Related: 10 Wildlife Trips Where You Can Get Up Close With the World’s Coolest Animals
Of greater concern for him is the crisis facing the world’s orca populations. Orcas belong to a class of animals known as apex predators: they sit at the top of the food chain, so they take in massive concentrations of pollutants absorbed by smaller creatures. According to new research published in the U.K. journal Science, the world’s orca population could be reduced by half in the next 30 to 50 years. “There’s a real danger that these creatures will die out if nothing is done to save them,” Dykstra said. To that end, he works with researchers to collect DNA samples from Norway’s orcas, which are added to a database and matched with samples taken elsewhere to create population studies, monitor diet, and more. “It’s a huge help in understanding what’s going on with orcas right now,” he said.
Above all, Dykstra is motivated by his fascination with the species. “Orcas are so incredibly intelligent,” he explained. “They have something called bio sonar, which gives an MRI-type reading of their surroundings. They know right away that you’re not their typical prey. After a while, they begin to recognize you. And of course I recognize individual orcas, having come back year after year.”
The thrill of seeing other orca enthusiasts interact with these sensitive yet extraordinarily powerful creatures for the first time is addictive, Dykstra admitted. “I love seeing people who don’t get to spend their lives out in nature, like I do, get so excited by seeing the orcas close up. I see guests cry all the time.”
How to Plan an Orca Safari in Northern Norway
This eight-day trip with Natural World Safaris is not for the fainthearted, but those willing to brave frigid temperatures and choppy seas can be rewarded by remarkable wildlife interactions.

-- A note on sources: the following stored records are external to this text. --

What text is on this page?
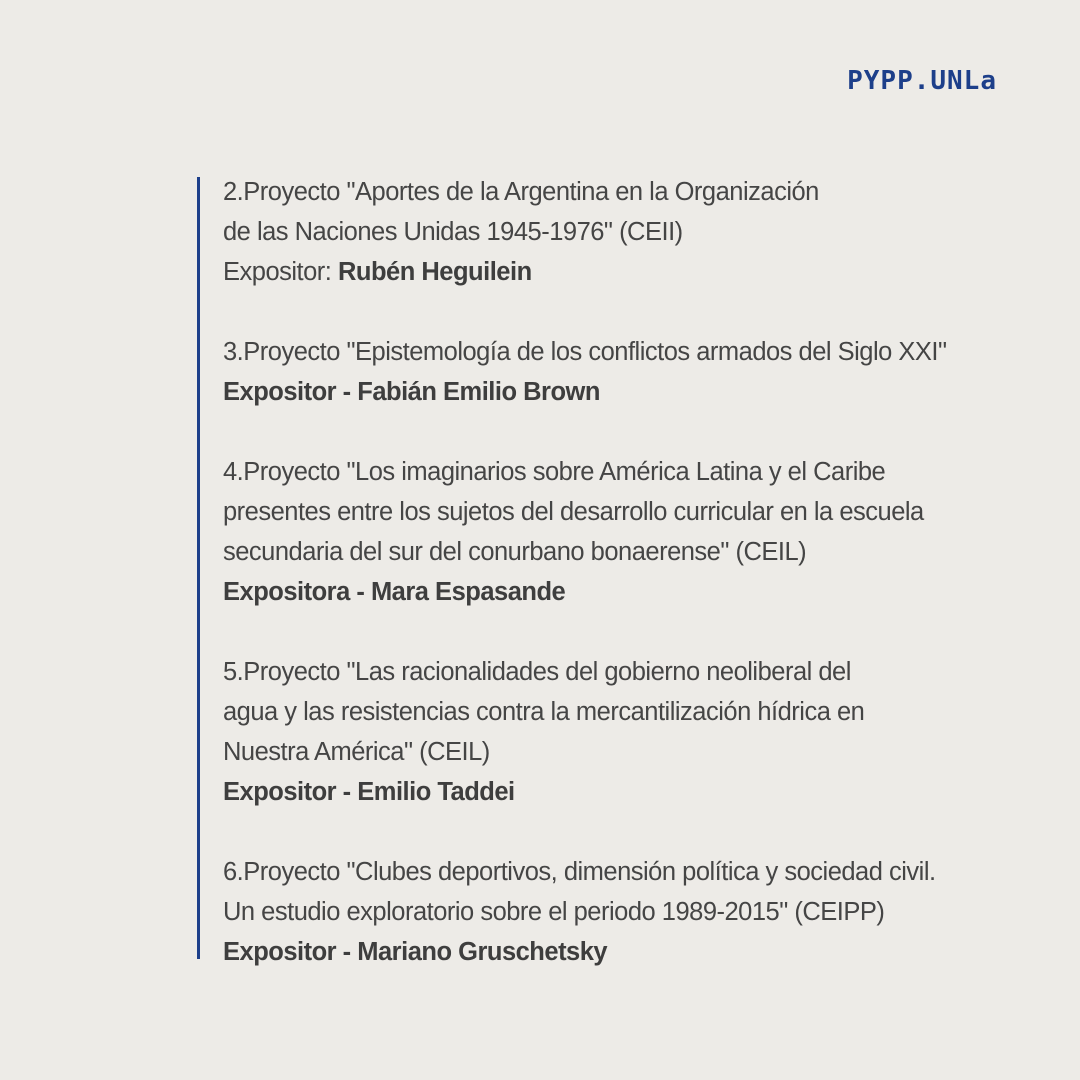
PYPP.UNLa
2.Proyecto "Aportes de la Argentina en la Organización
de las Naciones Unidas 1945-1976" (CEII)
Expositor: Rubén Heguilein
3.Proyecto "Epistemología de los conflictos armados del Siglo XXI"
Expositor - Fabián Emilio Brown
4.Proyecto "Los imaginarios sobre América Latina y el Caribe
presentes entre los sujetos del desarrollo curricular en la escuela
secundaria del sur del conurbano bonaerense" (CEIL)
Expositora - Mara Espasande
5.Proyecto "Las racionalidades del gobierno neoliberal del
agua y las resistencias contra la mercantilización hídrica en
Nuestra América" (CEIL)
Expositor - Emilio Taddei
6.Proyecto "Clubes deportivos, dimensión política y sociedad civil.
Un estudio exploratorio sobre el periodo 1989-2015" (CEIPP)
Expositor - Mariano Gruschetsky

Begin by flying to Tromsø, in northern Norway, on SAS or Norwegian (you’ll transfer in Oslo or Copenhagen). Your base is the Kinfish, a former research vessel with comfortable en suite cabins and 360-degree views from all levels. The ship follows orcas as they hunt for shoals of herring along the Norwegian coast.
Herring migrate to the fjords in late October and usually stay until mid-January. There are about seven weeks during that period when the daylight is too weak to see underwater. Last year Natural World Safaris ran orca-viewing trips in November and January, but for 2019, all trips will take place in November.
Guests must be strong swimmers, though PADI certification is not required. Groups contain a maximum of 12 guests. All equipment, apart from dry suits, is provided by the outfitter. naturalworldsafaris.com; from $7,800 per person.